Furthermore, growing a company from 100 to 500 employees requires the introduction of human capital engineering technologies drawn from the HR expertise of larger companies:
In a knowledge-based economy, skilled talent may be what most differentiates great companies from the rest of the pack. Skilled talent can help drive innovation and customer value, creates growth opportunities, and mitigates a growing river of risk. Organizations that do an extraordinary job managing their talent agendas have an opportunity to set themselves apart – in both the talent arena and in the broader marketplace.
Deloitte, Human Capital Trends 2013
Growing the mid-sized company is no easy task. Many owners find themselves in an unfortunate u-shaped valley of engagement/satisfaction among employees. Small and large companies had the most positive attitudes and mid-sized the least. For example more than two-thirds (68%) of employees in organizations with fewer than 100 employees were somewhat to strongly favorable toward management.
Only half of organizations of 100 to 1000 or 1001 to 10,000 trusted management. But in firms over 10,001, the percentage climbed back to 64%. This same pattern holds true for pay levels, supervisors and career paths. 1
The mid-sized company struggles because it no longer has the agility of the smaller company nor has it grown to have the systems and resources of the larger company.
A recent Harvard Business Review article suggested a couple of additional factors that could keep the mid-sized company stuck.
- Cultural misalignment: One company run by a CEO with a sales pedigree was unable to pay to get the necessary supply chain and finance executives to ensure accuracy of orders, invoicing and AR management. His sales team, acting as though they were a Fortune 500 company that could fulfill any customized order, added to the pileup of incorrect orders and poor execution. The result? Unhappy customers unwilling to pay.

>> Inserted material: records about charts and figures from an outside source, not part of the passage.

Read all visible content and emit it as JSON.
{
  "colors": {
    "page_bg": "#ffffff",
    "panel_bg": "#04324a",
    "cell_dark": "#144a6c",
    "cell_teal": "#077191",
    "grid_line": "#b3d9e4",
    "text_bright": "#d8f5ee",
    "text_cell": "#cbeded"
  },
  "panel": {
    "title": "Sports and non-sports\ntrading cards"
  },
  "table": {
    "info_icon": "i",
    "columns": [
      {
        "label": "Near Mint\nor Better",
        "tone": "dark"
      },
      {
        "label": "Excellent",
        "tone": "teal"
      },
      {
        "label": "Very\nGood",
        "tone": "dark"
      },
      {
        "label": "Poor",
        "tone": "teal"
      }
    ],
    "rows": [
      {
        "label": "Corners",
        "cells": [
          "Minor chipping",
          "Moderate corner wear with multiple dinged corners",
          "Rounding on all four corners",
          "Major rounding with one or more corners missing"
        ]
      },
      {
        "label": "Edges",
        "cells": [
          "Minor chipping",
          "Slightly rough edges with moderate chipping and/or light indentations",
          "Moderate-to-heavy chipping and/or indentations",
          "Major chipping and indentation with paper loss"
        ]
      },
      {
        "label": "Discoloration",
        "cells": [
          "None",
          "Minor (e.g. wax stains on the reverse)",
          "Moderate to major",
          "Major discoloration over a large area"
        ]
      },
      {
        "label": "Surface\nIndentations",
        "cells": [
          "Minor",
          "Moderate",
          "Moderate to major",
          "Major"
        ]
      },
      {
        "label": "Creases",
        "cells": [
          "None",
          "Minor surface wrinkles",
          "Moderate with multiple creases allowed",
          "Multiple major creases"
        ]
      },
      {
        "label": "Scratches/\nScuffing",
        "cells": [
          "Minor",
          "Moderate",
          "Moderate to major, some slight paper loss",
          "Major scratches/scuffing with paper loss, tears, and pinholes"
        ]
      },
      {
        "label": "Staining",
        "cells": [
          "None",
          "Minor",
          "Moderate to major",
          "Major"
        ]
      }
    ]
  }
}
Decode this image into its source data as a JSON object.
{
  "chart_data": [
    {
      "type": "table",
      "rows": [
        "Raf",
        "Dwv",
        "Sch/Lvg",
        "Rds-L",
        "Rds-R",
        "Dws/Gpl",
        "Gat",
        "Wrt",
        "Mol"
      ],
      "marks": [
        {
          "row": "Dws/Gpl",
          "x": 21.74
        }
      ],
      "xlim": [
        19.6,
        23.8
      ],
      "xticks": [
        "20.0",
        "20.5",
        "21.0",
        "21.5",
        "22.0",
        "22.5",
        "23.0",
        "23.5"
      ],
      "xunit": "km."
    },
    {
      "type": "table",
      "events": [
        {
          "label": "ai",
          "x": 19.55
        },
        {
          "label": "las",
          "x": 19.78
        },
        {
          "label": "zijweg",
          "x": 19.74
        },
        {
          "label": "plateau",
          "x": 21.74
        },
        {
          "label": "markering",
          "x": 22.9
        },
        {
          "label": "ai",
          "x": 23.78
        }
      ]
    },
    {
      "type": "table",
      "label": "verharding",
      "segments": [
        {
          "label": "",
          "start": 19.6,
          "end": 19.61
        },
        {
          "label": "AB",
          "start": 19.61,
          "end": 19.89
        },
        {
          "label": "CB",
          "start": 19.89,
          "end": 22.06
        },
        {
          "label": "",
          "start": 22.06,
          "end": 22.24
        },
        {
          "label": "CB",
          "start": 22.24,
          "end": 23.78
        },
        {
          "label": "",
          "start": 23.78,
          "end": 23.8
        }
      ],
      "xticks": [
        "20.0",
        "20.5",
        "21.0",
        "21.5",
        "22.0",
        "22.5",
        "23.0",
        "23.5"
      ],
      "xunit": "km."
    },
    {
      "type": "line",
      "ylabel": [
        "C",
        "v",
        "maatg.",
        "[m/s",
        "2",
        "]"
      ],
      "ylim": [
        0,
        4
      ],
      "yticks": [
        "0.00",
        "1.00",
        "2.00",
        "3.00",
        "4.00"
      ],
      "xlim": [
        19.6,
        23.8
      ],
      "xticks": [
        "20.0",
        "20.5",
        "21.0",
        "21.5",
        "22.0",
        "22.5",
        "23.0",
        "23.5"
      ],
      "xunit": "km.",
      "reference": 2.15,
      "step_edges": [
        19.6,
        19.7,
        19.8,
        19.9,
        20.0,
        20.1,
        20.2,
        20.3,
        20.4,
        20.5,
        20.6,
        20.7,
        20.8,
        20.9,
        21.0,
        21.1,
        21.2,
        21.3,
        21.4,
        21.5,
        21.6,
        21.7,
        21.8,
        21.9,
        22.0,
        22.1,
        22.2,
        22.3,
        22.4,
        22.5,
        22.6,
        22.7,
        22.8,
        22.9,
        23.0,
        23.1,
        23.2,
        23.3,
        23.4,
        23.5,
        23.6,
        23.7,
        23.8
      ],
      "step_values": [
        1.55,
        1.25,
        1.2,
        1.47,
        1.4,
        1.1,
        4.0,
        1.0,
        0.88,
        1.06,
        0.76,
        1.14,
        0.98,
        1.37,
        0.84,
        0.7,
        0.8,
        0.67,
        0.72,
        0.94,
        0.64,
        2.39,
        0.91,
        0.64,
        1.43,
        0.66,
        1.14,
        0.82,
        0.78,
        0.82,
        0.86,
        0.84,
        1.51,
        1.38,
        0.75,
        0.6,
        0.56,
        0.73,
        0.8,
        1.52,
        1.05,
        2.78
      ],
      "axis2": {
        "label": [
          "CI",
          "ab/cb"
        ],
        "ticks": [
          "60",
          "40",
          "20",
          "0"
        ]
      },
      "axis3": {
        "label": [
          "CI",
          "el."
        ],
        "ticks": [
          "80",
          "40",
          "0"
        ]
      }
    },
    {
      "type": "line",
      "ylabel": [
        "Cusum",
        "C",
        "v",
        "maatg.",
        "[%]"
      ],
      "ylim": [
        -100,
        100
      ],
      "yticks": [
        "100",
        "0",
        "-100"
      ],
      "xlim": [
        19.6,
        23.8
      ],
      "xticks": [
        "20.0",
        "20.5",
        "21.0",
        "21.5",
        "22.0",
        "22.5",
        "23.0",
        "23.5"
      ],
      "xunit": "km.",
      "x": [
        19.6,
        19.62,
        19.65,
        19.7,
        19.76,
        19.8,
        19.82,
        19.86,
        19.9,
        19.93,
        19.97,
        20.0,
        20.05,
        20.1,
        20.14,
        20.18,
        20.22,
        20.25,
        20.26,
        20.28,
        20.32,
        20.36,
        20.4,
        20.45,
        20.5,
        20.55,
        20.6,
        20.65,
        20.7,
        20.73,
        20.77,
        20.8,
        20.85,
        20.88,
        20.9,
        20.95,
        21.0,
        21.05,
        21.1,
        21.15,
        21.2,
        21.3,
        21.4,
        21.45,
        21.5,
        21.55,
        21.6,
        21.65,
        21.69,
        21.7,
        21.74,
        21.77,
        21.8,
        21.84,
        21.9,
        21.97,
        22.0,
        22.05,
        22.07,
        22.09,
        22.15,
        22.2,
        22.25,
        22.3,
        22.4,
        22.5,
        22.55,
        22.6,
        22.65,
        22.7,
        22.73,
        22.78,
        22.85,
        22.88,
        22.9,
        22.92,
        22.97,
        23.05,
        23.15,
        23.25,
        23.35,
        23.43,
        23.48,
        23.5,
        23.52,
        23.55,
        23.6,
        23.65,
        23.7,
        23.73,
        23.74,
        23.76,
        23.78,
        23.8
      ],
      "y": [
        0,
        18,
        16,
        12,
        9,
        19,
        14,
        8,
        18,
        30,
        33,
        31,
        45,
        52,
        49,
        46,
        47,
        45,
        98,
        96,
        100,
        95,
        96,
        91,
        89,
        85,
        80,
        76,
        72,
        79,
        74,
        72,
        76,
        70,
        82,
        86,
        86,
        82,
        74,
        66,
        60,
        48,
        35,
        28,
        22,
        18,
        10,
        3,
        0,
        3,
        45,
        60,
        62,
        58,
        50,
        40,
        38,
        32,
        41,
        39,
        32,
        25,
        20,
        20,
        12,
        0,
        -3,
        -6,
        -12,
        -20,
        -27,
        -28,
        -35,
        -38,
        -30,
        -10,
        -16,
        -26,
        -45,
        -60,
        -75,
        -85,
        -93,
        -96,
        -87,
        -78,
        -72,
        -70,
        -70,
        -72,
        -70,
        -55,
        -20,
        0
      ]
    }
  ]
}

- Inability to rapidly acquire the right people: Finding and developing key people during periods of rapid growth are key to preventing operational breakdown. The specific skills that mid-sized companies need today – which weren’t necessary when they began life – expanded rapidly, requiring subject matter experts in niches that small firms don’t need and big firms already have in place. The firm of 100 that needs to design positions, find, hire, and onboard 50 new people in one year most likely lacks the HR capacity to do so. In order to keep departmental managers focused on their area of competency (sales, operations, or finance, for example), requires the bulking up of the HR function. Otherwise that HR need should be outsourced or complemented by outside virtual executive expertise.
- Lack of clarity: Millions of business owners are wearing rose-colored glasses. They believe they are doing a good job running their business and they fail to recognize that the human capital side of their business is underperforming.They believe they “can’t find good people” or that they have “problem employees.” They have difficulty seeing that they must make changes to be the kind of company that has the vision, a clear plan and solid execution to continue progressing into the top 25%.